A buncha years ago, my groceries were sometimes bagged by Judy, a woman with short black hair, and the tell-tale features of Down syndrome on her face. I remember one day she was letting her mood direct her contact with my produce and bread, and it seemed to me they were getting short shrift. I remember feeling irritated with her, because MY produce and MY bread should only be treated with the utmost care. Right? Well, whatever. Then along came Kepler, and my understanding of and appreciate for Down syndrome changed dramatically. I guess Judy moved on because I didn't see her anymore. Until today.
This morning, I took Anna-Jessie to my mom's church at Mom's request. Her desire was for her entire extended family to be sitting in the second row at her church to celebrate this special day in the Christian calendar. Oh, I had plans for my entire family to be there, yes I did. And Gina was bringing her family, and Mindy was bringing Joelie. Our family would stuff a pew! Reality set in this morning, and long story short, Gina's family wasn't there, so it was just Mindy, Joelie, Anna-Jessie and myself. Mom's church is more traditional than Crossroads, but I know their music is awesome, having worked with the director at another church many years ago. Not to mention I know when my mother is excited about choral music, I tend to appreciate it as well.
And they sang . . .
The weight of sin, the sting of death Were swallowed up by righteousness Vanquished by the Son of God It was finished on the cross It was finished on the cross
Chorus And we rejoice in victory We lift our eyes to Calvary Before the battle has begun By Jesus’ blood it has been won It was finished on the cross
His gift of grace our heart betrays With urge to merit or repay We need not live to pay the cost For it was finished on the cross It was finished on the cross
And I sang it too! I couldn't help but sing along with every song as the music was stirring, the chord progressions were harmonious, and the message was pure energy.

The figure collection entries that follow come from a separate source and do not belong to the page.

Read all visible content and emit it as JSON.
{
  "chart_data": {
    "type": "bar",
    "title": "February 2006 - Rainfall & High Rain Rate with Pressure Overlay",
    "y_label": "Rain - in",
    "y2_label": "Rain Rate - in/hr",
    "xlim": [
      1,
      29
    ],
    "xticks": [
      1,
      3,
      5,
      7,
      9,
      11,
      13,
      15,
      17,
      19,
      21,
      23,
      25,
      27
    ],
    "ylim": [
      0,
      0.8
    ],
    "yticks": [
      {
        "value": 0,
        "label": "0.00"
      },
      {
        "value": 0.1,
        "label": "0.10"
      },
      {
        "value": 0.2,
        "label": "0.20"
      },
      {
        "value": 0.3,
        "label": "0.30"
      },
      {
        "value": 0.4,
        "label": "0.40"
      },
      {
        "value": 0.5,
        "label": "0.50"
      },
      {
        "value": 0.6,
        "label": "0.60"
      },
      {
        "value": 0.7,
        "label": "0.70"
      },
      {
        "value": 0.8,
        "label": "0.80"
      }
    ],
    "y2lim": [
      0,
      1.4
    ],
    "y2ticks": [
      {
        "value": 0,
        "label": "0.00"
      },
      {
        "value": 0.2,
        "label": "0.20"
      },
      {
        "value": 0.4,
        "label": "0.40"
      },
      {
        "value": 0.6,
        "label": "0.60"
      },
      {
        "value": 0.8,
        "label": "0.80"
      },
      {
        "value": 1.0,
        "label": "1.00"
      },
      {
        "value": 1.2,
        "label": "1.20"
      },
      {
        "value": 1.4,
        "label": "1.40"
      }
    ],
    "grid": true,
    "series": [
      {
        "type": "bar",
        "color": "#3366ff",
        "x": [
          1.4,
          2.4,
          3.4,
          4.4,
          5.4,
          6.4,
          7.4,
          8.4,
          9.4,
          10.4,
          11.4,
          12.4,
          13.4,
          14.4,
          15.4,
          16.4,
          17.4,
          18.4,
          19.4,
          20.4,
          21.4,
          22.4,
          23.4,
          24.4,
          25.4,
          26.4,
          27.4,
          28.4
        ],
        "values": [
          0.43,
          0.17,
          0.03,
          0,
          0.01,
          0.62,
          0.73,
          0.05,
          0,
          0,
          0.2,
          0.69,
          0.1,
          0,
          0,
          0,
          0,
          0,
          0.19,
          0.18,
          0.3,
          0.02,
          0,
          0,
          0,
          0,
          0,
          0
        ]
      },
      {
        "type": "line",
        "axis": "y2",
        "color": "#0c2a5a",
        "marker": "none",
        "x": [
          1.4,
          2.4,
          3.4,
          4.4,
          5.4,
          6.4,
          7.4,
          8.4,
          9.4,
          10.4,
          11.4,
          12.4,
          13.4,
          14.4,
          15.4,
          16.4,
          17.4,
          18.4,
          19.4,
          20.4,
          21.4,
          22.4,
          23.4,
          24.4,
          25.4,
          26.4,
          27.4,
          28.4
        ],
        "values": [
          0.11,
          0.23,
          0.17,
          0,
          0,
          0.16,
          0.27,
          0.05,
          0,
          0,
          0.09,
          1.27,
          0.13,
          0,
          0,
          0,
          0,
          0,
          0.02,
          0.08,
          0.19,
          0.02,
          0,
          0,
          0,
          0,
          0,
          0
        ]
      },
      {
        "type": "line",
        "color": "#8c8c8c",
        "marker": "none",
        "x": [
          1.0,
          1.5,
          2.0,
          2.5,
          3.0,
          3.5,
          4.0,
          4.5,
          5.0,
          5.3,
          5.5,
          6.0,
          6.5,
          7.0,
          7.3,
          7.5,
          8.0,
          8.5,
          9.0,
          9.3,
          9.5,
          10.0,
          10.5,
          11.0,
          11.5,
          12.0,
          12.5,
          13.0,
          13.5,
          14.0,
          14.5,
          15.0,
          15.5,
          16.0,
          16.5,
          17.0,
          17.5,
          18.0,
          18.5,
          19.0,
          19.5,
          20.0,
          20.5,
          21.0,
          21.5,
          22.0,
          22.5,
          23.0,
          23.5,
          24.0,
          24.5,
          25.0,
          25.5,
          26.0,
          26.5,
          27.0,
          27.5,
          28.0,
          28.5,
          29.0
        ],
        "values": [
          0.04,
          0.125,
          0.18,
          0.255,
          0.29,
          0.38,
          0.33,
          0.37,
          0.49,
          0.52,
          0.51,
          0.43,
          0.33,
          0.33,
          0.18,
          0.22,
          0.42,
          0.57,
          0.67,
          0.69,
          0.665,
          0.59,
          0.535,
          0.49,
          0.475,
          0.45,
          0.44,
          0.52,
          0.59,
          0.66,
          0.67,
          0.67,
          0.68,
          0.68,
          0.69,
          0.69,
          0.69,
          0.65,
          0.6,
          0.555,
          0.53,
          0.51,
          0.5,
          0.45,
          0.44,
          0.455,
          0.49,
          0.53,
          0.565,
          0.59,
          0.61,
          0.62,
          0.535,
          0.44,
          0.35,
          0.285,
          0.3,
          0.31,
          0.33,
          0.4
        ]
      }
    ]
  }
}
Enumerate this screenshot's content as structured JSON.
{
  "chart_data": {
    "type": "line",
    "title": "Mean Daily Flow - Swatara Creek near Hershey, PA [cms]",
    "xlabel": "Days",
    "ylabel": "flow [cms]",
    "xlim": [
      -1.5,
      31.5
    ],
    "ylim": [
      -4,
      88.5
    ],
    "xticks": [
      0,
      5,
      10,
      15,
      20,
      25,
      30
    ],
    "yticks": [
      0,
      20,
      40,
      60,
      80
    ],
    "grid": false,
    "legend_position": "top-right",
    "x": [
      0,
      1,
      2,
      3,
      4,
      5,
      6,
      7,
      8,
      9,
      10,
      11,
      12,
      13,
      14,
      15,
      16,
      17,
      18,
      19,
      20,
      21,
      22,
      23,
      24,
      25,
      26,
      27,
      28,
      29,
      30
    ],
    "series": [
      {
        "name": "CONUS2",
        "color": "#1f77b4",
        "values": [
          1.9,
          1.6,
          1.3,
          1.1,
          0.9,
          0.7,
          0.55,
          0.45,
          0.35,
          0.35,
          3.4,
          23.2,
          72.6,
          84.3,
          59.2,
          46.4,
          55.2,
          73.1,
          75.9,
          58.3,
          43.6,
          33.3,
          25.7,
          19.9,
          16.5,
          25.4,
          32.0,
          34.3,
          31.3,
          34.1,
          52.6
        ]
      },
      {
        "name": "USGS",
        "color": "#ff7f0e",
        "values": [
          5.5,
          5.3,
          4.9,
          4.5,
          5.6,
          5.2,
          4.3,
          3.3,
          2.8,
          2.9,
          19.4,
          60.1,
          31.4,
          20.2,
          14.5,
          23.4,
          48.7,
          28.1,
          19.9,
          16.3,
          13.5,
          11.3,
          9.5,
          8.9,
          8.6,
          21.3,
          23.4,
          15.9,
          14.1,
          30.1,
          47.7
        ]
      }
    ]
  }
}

Suddenly, in the middle of the song, I noticed Judy. Right in the center of the front row. Singing these words with all her heart. Raising her hands in worship and praise. And it touched my heart so deeply. To think that a women who has the disability she has, with experiences in her life no doubt of being rejected and sidelined, has the opportunity to stand with other Christians and sing her heart out, affirming that her battle has been won. Tears rolled down my face as I considered how much love Christians give to others, how they include the marginalized and welcome them in with open arms.
Later, when talking with Mom about this, she told me that Judy actually sings in a monotone voice, yet she is welcomed into the choir. I love that.
I'm glad I saw Judy again. I didn't have a chance to talk with her today, but I was thankful for the opportunity to see her in a different light, one more loving and accepting than the one I had the first time I saw her many years ago. Again, I am thankful for Kepler. Again, I love the journey I am on.